O futuro da semaglutida no Brasil
A expiração da patente da semaglutida marca um divisor de águas para o tratamento de condições como diabetes e obesidade no Brasil. Com a abertura do mercado, a expectativa é que, após a rigorosa avaliação e aprovação da Anvisa, novas versões de medicamentos contendo a substância se tornem disponíveis, potencialmente a preços mais competitivos. Essa mudança não apenas beneficiará diretamente os pacientes que necessitam desses tratamentos, mas também impulsionará a inovação e a concorrência na indústria farmacêutica nacional. A atuação cuidadosa da Anvisa, na análise dos desafios técnicos associados aos análogos sintéticos, é fundamental para garantir que a expansão do acesso ocorra sem comprometer a segurança e a eficácia dos novos produtos.
Perguntas frequentes sobre a semaglutida
O que significa a queda da patente da semaglutida?
Significa que a empresa detentora original não possui mais o direito exclusivo de fabricar e comercializar medicamentos com semaglutida no Brasil, abrindo caminho para que outras empresas produzam e vendam versões mais acessíveis.
Quando poderei comprar versões mais baratas de medicamentos com semaglutida?
A disponibilidade de versões mais baratas dependerá do processo de registro e aprovação de novos produtos pela Anvisa.

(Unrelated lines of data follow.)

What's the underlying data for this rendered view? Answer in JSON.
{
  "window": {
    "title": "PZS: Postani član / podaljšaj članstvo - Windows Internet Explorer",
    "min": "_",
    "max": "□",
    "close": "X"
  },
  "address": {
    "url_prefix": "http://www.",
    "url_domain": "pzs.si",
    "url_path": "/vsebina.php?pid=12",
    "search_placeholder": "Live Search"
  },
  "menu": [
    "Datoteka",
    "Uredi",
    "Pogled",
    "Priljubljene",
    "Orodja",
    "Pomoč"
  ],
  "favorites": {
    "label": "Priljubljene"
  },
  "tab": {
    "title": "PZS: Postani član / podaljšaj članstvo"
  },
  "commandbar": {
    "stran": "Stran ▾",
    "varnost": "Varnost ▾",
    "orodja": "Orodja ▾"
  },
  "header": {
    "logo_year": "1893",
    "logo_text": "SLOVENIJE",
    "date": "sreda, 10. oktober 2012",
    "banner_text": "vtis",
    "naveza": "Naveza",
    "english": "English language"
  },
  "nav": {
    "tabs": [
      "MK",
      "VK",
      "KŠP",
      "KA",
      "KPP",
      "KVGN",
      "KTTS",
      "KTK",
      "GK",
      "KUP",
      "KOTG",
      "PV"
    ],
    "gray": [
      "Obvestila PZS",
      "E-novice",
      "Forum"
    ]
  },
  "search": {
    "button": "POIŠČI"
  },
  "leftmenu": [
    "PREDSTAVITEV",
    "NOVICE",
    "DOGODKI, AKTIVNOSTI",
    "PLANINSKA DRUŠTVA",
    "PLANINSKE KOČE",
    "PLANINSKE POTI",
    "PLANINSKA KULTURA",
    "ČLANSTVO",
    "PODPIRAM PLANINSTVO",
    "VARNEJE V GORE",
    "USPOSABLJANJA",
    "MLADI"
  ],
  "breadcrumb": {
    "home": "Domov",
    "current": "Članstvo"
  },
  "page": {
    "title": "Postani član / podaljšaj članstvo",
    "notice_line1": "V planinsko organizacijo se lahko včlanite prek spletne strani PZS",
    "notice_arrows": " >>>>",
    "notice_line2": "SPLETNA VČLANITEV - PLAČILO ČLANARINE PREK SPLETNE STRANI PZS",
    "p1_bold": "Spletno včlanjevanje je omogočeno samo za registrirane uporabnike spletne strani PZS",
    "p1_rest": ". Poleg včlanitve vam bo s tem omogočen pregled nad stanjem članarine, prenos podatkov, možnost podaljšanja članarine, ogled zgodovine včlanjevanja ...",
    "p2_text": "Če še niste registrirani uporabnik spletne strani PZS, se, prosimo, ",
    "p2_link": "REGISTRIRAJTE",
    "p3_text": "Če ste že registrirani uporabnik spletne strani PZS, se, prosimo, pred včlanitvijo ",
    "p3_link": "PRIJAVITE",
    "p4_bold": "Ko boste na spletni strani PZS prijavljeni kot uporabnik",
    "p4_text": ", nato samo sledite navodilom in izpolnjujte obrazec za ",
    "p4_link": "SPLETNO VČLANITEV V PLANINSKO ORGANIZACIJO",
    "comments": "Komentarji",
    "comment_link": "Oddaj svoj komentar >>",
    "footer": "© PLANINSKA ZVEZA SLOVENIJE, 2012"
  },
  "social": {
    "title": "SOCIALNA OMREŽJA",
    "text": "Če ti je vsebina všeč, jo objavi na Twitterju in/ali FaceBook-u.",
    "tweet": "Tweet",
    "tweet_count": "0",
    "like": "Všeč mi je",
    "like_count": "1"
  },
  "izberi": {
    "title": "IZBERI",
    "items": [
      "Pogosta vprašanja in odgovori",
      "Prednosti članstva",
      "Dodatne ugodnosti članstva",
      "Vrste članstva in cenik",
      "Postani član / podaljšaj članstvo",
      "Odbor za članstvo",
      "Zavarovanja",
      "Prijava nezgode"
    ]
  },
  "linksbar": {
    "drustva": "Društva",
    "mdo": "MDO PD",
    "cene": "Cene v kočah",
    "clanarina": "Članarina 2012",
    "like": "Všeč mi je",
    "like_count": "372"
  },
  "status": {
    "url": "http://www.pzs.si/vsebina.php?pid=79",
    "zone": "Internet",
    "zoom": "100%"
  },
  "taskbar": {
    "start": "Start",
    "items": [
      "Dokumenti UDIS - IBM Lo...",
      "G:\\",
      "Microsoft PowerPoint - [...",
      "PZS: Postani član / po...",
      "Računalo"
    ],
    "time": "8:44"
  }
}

Há vários pedidos em análise, e o prazo para a chegada ao mercado varia conforme a conclusão da avaliação regulatória.
Os medicamentos genéricos de semaglutida serão idênticos aos originais?
Medicamentos com semaglutida são biológicos ou análogos sintéticos. Não existem “genéricos” no sentido tradicional para biológicos. Novas versões serão “biossimilares” ou “análogos sintéticos”, que passam por rigorosa avaliação da Anvisa para garantir sua equivalência em segurança e eficácia.
Quais são os principais desafios para o registro de novos produtos com semaglutida?
Os principais desafios incluem a complexidade técnica na avaliação de análogos sintéticos, que exige parâmetros de análise tanto de fármacos sintéticos quanto biológicos, além de garantir a segurança em relação a impurezas, formação de agregados e imunogenicidade.